Por Paulo Junior
A década de 1980 é marcada pelo surgimento de novos e renovados estilos cinematográficos, como a violência peculiar de Martin Scorsese, as memórias da Guerra do Vietnã de Oliver Stone, as aventuras extraterrestres e arqueológicas de Steven Spielberg, as viagens estrelares de George Lucas, o suspense hitchcockiano de Brian de Palma e as comédias juvenis de John Hughes. Entre esses estilos, podemos destacar o gênero de horror, que ganhou, em termos gerais, novas roupagens nesse período: mais violento, com assassinos mais simbólicos, com uma dose de horror negro e, principalmente, com a utilização de um elenco jovem. A coluna #5+1 escolheu as seis melhores produções de horror/terror estadunidenses dessa época.
O Massacre da Serra Elétrica 2 (1986)
A continuação do filme Tobe Hooper (1974) não foi tão bem sucedida quanto a primeira, mas consegue aterrorizar o público, claro que com um número maior de bizarrices comparado ao anterior. Protagonizado pelo premiado ator Dennis Hooper, o filme começa com a morte de alguns jovens atacados por Leatherface (um dos ícones do gênero de terror) e seus gritos são gravados por uma operadora de rádio. Buscando evidencias do massacre passado, o xerife descobre essa gravação e decide procurar os assassinos. O longa-metragem evidencia características típicas da época, como a cultura dos jovens, a moda vigente e as músicas da época, além de introduzir o humor negro, na figura do irmão de Leatherface. É curioso notar a forma de como a família do vilão é retratada: excêntrica, suja, bárbara. Podemos considerar que o local fosse no Oeste dos Estados Unidos, o que poderia evidenciar a imagem que os estadunidenses tem dessa região: atrasada, subdesenvolvida e o local do “mágico”. Resumidamente, o Oeste representa a região sem lei, que se poderia fazer o que bem entender, por isso a figura do Xerife para levar a ordem e a lei para essa região.
Halloween II – O Pesadelo Continua (1981)

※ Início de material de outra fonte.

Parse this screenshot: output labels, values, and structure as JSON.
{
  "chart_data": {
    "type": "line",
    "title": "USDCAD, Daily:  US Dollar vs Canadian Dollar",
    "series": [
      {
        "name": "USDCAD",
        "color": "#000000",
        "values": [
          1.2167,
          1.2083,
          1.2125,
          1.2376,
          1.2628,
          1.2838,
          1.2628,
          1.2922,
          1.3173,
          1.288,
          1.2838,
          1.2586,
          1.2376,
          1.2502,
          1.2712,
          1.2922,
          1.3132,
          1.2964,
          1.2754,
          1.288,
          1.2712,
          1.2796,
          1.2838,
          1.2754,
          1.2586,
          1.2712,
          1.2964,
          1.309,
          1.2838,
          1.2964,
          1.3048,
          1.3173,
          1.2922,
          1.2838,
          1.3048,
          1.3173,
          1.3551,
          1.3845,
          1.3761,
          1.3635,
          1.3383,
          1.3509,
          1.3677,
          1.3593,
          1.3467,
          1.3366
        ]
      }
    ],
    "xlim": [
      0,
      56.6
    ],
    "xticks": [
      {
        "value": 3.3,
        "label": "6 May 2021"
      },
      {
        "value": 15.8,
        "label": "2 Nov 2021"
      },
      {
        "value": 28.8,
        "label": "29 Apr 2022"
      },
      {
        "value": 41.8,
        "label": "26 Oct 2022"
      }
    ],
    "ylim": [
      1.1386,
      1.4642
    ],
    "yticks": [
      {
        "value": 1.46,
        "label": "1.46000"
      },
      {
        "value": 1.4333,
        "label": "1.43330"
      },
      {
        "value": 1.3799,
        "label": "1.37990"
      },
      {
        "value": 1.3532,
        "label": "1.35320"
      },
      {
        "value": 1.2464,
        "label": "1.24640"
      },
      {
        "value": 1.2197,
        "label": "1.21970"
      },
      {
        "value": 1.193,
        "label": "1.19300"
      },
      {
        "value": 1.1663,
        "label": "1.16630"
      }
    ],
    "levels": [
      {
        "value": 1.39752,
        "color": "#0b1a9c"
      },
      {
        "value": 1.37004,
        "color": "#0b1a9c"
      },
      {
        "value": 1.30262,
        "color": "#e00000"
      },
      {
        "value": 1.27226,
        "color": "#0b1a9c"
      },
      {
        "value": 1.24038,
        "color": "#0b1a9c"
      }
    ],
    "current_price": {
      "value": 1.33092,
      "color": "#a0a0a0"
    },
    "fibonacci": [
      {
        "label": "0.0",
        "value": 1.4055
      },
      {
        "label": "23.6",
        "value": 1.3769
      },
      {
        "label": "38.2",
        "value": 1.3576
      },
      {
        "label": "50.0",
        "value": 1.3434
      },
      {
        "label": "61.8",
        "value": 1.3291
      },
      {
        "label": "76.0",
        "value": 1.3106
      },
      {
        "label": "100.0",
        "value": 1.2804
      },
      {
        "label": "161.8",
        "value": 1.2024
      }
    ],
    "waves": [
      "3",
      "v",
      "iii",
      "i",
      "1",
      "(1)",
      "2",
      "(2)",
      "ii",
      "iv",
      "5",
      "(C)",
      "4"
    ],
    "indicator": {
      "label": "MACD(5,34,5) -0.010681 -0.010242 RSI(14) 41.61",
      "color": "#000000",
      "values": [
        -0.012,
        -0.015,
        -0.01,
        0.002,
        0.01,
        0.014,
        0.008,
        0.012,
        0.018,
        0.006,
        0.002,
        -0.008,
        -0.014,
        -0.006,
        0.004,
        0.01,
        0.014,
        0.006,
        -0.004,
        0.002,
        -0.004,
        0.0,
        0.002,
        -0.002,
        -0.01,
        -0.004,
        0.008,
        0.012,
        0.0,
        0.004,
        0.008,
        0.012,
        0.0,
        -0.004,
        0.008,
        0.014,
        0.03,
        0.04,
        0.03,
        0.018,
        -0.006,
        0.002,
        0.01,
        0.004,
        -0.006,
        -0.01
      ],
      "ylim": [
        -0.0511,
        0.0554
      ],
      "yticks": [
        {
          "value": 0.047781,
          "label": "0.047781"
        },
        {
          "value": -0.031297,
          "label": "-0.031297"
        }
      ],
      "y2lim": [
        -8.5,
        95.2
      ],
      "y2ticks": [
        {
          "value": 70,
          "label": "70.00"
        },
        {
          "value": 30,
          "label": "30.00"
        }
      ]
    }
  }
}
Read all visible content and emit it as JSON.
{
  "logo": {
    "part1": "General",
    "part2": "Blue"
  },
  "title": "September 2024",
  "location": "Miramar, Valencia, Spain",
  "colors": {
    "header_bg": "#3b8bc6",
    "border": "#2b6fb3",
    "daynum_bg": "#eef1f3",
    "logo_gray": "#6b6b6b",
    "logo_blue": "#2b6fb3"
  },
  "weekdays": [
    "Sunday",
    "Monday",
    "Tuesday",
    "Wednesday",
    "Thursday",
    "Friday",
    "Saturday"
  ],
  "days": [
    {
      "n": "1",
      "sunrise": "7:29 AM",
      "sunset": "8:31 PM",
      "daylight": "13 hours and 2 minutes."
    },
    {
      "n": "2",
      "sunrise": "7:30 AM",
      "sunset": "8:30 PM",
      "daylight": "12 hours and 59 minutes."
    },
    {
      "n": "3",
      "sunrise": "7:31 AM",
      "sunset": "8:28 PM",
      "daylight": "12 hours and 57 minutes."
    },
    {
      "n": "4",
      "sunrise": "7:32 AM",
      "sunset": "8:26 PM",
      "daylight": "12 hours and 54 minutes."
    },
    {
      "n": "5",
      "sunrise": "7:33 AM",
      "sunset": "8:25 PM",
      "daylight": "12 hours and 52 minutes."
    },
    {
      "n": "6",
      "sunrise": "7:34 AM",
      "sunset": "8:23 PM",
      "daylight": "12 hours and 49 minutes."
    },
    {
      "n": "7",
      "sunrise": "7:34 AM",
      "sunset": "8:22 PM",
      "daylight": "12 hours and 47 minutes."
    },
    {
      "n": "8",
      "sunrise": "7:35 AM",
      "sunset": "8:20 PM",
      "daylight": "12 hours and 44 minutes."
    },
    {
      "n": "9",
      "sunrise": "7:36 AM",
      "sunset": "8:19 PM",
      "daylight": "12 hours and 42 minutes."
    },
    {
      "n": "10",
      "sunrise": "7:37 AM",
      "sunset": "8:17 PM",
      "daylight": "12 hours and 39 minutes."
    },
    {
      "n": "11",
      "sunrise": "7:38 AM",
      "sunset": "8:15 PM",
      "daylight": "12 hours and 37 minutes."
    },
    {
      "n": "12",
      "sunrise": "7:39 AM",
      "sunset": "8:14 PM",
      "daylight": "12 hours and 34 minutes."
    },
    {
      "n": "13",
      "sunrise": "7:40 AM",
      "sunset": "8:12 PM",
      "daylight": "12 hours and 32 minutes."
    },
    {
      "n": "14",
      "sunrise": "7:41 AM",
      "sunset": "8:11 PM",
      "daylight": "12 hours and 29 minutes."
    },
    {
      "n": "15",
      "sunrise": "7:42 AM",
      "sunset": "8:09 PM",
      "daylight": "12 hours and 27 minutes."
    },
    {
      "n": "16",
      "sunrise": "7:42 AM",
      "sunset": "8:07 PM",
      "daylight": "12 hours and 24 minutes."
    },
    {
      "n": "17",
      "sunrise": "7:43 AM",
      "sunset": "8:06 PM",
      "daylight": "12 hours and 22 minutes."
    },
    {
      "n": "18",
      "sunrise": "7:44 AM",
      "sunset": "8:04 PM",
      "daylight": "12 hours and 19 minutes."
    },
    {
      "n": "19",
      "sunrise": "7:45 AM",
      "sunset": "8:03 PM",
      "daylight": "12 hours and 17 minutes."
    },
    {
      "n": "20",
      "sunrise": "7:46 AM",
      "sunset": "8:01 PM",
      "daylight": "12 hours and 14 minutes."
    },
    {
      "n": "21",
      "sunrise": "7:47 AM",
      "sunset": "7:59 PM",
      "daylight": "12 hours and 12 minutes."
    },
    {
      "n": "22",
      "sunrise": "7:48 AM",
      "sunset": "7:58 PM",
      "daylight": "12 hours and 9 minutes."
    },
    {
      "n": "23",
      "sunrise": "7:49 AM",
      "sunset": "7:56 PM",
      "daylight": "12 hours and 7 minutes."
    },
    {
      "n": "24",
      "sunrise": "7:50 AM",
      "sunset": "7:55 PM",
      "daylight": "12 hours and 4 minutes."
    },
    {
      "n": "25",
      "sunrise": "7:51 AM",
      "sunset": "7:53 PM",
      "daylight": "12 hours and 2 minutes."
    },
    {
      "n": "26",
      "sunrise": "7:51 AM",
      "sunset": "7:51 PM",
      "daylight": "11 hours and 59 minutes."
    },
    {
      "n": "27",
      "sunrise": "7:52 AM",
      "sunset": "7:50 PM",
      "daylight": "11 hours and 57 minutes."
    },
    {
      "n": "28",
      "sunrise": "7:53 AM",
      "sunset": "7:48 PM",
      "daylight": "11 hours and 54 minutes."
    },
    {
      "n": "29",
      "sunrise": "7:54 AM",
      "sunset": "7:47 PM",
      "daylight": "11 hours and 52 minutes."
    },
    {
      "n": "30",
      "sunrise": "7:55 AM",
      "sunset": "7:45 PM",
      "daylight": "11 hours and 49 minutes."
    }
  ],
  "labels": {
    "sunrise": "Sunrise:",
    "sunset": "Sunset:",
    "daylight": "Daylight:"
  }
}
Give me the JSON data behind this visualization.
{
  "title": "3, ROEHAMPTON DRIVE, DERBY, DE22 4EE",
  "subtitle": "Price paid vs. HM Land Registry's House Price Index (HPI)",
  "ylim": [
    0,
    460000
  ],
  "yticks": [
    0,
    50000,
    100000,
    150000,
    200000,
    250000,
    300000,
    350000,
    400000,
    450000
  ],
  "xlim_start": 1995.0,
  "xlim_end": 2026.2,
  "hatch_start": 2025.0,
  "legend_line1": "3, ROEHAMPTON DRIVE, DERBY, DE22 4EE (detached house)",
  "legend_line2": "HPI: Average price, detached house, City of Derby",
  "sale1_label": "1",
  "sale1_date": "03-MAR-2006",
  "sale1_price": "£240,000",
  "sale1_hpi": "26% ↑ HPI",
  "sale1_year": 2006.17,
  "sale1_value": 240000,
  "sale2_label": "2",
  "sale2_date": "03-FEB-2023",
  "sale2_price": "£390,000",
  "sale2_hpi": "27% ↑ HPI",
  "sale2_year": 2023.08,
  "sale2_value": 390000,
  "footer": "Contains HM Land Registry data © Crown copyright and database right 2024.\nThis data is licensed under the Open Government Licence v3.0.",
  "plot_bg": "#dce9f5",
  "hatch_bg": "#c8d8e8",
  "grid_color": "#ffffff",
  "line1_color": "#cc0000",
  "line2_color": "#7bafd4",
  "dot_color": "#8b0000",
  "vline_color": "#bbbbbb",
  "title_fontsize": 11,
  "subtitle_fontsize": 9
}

Temos aqui uma outra sequência, dessa vez do clássico de John Carpenter (1978) que não foi tão bem sucedida quanto a anterior. O filme começa exatamente onde acaba o primeiro, mostrando a louca obsessão de Michael Myers (outro grande personagem do terror) por sua irmã Laurie. Típico do terror dessa década, repleto de violência, de jovens e de um suspense aterrorizante, o filme também continua a propagar a figura tão polêmica e cara do psicopata. Essa figura é muito comum no imaginário estadunidense e está presente em muitas obras cinematográficas. O psicopata, frio, calculista seria a imagem de uma sociedade que começaria a questionar alguns valores dela mesma, a começar por sua cultura violenta.
Sexta-Feira 13 (1980)
Falei sobre essa série no especial Sexta-Feira 13 desse ano. Influenciado pelo Halloween (1978), de John Carpenter, surge essa tão prestigiada sequência de terror. O longa-metragem inicia-se no Acampamento de Crystal Lake, onde dois jovens monitores são assassinados em 1958, fazendo com que o campo fosse interditado. Vinte e dois anos depois, em 1980, o acampamento está prestes a ser reativado e os assassinatos novamente voltam a ocorrer. Dessa vez temos a imagem do serial killer, ou seja, do assassino que atua em série. A grande vilã desse filme é a mãe de Jason, Pamela Voorhees, que decide vingar dos responsáveis pelo afogamento de seu filho. É importante destacar que Jason aparece no segundo filme da série (1981) e continua daí por diante, tornando o grande protagonista dessa sequência. Temos no filme e na série em geral, os elementos desse gênero: os jovens em larga escala e os seus valores (podemos considerar a geração do “sexo, drogas e rock n’roll”). Outros elementos curiosos são o fato do filme – e dos filmes – ser ambientado no interior do país, no lendário Crystal Lake, que seria o local do místico, do mágico. Também uma outra questão que ressaltamos é a imagem da figura do serial killer. Ora, qual seria a importância de trabalhar com uma figura tão polêmica da história dos Estados Unidos? Não nos esqueçamos que foi nesse período que atuou grandes serial killers do país, como Charles Manson e John Wayne Gacy. Será que, através do cinema, queria-se entender a lógica e o perfil desses assassinos em massa? Estaria a sociedade estadunidense, como dito anteriormente, questionando sua cultura violenta?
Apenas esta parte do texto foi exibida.